The claim: The falling pound has made the UK the world’s sixth biggest economy, down from fifth.
Reality Check verdict: The World Bank produces the rankings which are based on average exchange rates over the period. The UK has not fallen behind France so far.
Figures as diverse as Jeremy Corbyn, the Labour leader, and Lord Livingston, the former Conservative trade minister, have said the UK has slipped down the rankings and is now the sixth-largest economy in the world.
In an article in the Telegraph, former trade minister Lord Livingston wrote: “In the long term, this is unacceptable for the sixth-largest economy (it was the fifth largest, but the fall in the pound since June means we have fallen behind France).”
Sixth place would put the UK behind the US, China, Japan, Germany and France in US dollar terms, with France having leapfrogged the UK into fifth.
It is all down to exchange rates, in theory. If the pound is almost a fifth weaker against the US dollar since the EU referendum, our annual GDP of about £1.8 trillion is worth fewer dollars, dropping us down the table.
Newspapers were full of the news that the UK had slipped to number six after the vote to leave the European Union, pointing out that if you applied the weaker pound exchange rates to the output of the economy in 2015, France did indeed come out ahead of the UK. But that’s not how it works.
The World Bank produces the rankings. It takes official annual GDP figures and then converts them into US dollars using an average exchange rate for the whole year. The GDP figures for 2015 based on exchange rates from last year rank the UK at number five.
So will the slide in exchange rates move the UK down the World Bank’s table in 2016? It might.
The Office for National Statistics will publish GDP figures for the third quarter of 2016 on Thursday morning.
We will update these figures once they are released, but for now let’s assume that GDP will be growing at about the same rate as it did in the first half of the year, which would mean GDP for the first nine months of the year of £1.396 trillion.
Over the same period the average exchange rate was $1.3925, according to data from the Bank of England. So if we convert our GDP in pounds into US dollars that gives us a GDP of $1.944 trillion in the first nine months of 2016.

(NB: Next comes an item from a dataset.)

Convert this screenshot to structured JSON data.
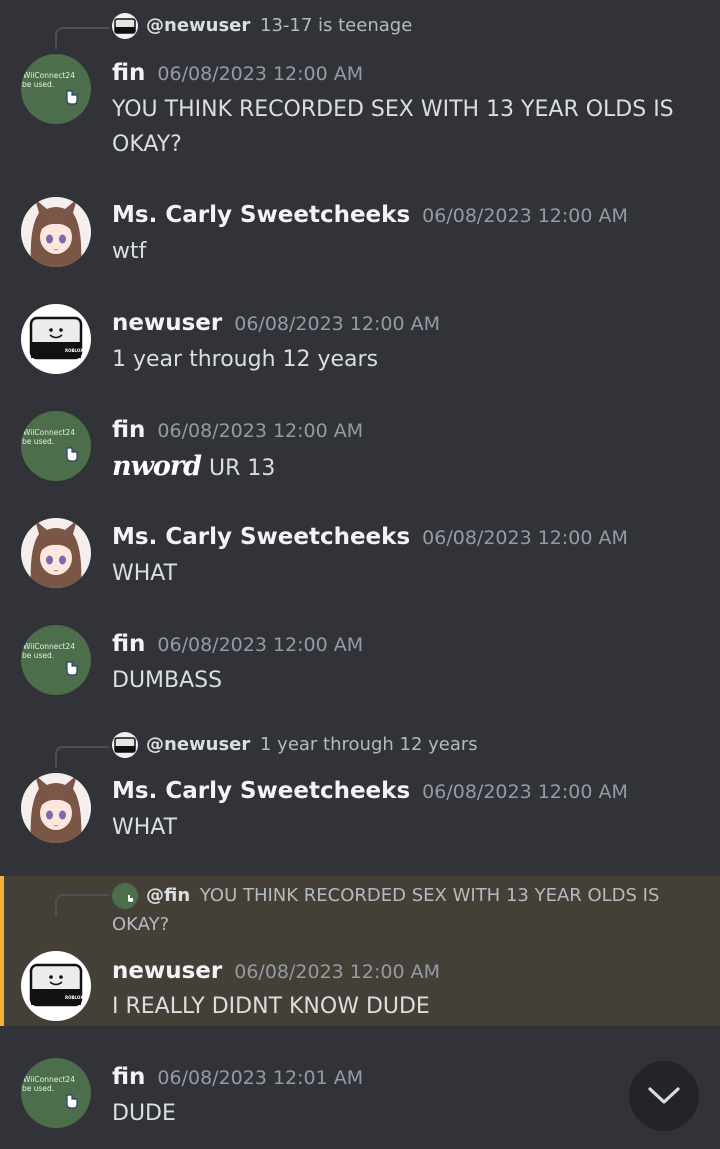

In France, GDP data for the third quarter is out on Friday. This analysis will be updated when it is published, but if we assume it grew then at broadly the same rate as in the first two quarters then France’s GDP was about €1.665 trillion in the first nine months of 2016.

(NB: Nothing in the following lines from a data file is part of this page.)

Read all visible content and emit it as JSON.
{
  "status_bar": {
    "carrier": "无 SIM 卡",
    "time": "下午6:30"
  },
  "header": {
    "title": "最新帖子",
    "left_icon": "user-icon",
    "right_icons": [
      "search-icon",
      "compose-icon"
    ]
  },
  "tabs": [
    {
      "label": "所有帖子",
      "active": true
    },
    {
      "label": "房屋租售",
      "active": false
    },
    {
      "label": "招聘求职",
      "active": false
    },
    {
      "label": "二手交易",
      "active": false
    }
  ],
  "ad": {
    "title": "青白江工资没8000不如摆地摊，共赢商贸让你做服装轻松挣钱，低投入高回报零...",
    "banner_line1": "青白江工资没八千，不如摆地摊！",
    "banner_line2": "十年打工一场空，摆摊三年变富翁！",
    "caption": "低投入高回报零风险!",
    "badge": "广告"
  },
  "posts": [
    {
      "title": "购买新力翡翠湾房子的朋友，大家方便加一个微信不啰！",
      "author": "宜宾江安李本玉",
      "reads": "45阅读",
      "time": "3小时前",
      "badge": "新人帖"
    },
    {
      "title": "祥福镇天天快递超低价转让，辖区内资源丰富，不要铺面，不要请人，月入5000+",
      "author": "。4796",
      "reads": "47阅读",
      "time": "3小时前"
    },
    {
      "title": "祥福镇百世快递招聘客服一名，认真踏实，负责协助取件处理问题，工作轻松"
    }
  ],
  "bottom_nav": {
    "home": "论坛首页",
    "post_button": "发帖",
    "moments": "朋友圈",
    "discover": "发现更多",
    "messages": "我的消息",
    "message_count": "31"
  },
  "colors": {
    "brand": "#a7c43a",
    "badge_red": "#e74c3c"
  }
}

Convert that to US dollars at an average exchange rate, taken from the European Central Bank, of $1.1157 and France’s GDP on the World Bank measure is $1.858 trillion.
Still smaller than the UK.
If the pound stays as weak as it is at the moment then France may overtake the UK in the full year.
But it makes no sense, as many people have done, to relegate the UK economy by adjusting 2015 GDP using current exchange rates.
‘Consumers worse off’
If France does overtake the UK, it will be a reflection of exchange rates rather than how much is being produced in the economy.
It is unlikely there has been a huge change in the amount the economy is producing since the EU referendum. The fall in exchange rates reduces its value in US dollar terms, but the substance of the economy hasn’t really changed.
Professor Diane Coyle, author of GDP: A Brief But Affectionate History, explains: “Making a judgement about international rankings based on one quarter of currency movement is not meaningful, although it has certainly made consumers worse off.
“There might well be a change in the future. The UK might fall below France in a meaningful way but we would see that in real changes, not just the currency movement.
“We would see jobs going abroad, businesses not getting investment, start-ups not getting funding. That’s when we might see a significant change in the GDP rankings.”
Converting output into US dollars to rank economies may not be the best way to look at it.
As a World Bank analysis of the best way to compare economies puts it: “Exchange rate-converted GDPs can be highly misleading on the relative sizes of economies and levels of material well-being.”
Another way to approach the problem is to use a measure called purchasing power parity. This tracks prices across the world to adjust for the different prices we pay for the same things in different countries.
What that does is allow a fair comparison between countries that looks at the underlying size of economies without the numbers being warped by price or currency fluctuations.
On that measure, also produced by the World Bank, the UK was the ninth-largest economy in the world in 2015.
France was the 10th.
Based on the latest forecasts, the World Bank expects that to still be the case for the whole of 2016.